Le mandat qui devait être octroyé par la CCN dans les semaines à venir allait encore plus loin en demandant au sous-traitant de développer une planification qui allait permettre d’« assurer la mise en œuvre d’une nouvelle 6e liaison interprovinciale dans le secteur est de la région ». Cette firme devait aussi « définir et confirmer l’emplacement de la prochaine liaison interprovinciale » au plus tard en mai prochain, d’après les échéanciers qui étaient exigés.

Ce sixième pont allait donc officiellement faire partie intégrante de la planification du « réseau de liaisons interprovinciales » et de la future stratégie en transport. Une proposition de tracé devait même être soumise aussi tôt que le printemps prochain.

Un périphérique ?

La firme qu’allait retenir la CCN devait aussi planifier le retrait des camions lourds qui transitent par les centres-villes d’Ottawa et Gatineau et qui ont un impact majeur sur la congestion routière. Une des façons d’y arriver aurait pu venir de l’aménagement d’un corridor périphérique.
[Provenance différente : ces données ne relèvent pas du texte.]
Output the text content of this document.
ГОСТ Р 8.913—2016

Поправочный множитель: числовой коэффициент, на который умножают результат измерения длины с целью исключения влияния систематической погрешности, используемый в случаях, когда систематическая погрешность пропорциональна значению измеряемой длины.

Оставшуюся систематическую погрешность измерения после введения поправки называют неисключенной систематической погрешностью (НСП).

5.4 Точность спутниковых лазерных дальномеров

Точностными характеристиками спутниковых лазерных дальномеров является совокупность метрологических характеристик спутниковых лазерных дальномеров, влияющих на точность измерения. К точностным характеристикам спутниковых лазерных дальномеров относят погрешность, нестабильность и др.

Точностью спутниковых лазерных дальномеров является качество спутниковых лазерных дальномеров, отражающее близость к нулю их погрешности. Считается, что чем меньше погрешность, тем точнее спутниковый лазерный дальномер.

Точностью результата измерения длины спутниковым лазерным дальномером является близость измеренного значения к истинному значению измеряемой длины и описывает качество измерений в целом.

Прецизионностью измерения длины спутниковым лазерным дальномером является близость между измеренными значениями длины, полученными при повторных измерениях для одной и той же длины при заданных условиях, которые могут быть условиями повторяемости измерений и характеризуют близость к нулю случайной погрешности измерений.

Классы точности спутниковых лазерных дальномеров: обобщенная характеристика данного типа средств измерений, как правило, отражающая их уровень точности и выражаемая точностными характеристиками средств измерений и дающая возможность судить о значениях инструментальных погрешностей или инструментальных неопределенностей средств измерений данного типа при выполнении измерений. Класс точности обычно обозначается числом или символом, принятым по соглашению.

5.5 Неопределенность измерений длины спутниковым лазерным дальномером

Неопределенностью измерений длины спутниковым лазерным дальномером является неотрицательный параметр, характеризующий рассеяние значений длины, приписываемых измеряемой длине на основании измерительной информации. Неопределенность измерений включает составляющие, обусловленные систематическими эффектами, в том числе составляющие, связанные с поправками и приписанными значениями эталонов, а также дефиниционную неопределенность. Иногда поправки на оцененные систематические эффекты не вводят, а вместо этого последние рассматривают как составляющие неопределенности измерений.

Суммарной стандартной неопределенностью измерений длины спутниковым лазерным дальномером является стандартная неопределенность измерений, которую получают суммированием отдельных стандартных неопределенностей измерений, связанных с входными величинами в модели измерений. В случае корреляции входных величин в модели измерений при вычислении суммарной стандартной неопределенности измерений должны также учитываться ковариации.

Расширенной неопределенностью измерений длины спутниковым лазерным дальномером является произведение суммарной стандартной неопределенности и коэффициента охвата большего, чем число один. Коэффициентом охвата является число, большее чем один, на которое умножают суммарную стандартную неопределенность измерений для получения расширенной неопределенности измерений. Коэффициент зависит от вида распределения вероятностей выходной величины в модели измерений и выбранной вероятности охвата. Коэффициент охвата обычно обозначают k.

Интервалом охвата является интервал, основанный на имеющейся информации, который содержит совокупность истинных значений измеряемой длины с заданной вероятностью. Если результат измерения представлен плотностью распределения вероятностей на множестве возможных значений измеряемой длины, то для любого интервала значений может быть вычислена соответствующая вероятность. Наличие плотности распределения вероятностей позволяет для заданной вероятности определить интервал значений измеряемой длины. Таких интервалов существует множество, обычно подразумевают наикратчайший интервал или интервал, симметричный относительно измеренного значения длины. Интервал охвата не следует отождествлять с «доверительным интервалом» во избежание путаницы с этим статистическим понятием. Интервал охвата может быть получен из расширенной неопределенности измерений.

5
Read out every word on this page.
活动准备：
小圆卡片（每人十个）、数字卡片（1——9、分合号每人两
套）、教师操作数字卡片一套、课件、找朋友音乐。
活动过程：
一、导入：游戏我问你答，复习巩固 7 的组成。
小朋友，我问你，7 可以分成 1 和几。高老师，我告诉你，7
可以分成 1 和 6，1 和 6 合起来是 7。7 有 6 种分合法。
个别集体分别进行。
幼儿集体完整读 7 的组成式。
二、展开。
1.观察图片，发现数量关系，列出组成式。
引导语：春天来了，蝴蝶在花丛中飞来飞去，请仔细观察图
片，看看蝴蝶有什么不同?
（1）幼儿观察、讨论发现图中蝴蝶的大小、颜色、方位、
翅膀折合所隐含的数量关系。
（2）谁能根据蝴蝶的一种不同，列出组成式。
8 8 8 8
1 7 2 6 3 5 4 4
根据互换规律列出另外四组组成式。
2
C’est dans ce contexte que la CCN demandait d’« examiner la faisabilité d’aménager une route ceinturant les zones urbaines de Gatineau et d’Ottawa, dans le but d’assurer la circulation sécuritaire et efficace des biens et des personnes dans l’ensemble de la région de la capitale, tout en réduisant la congestion routière et en offrant des itinéraires efficaces de circulation des véhicules commerciaux ».

C’est la première fois qu’une telle avenue devait officiellement être analysée par le gouvernement fédéral.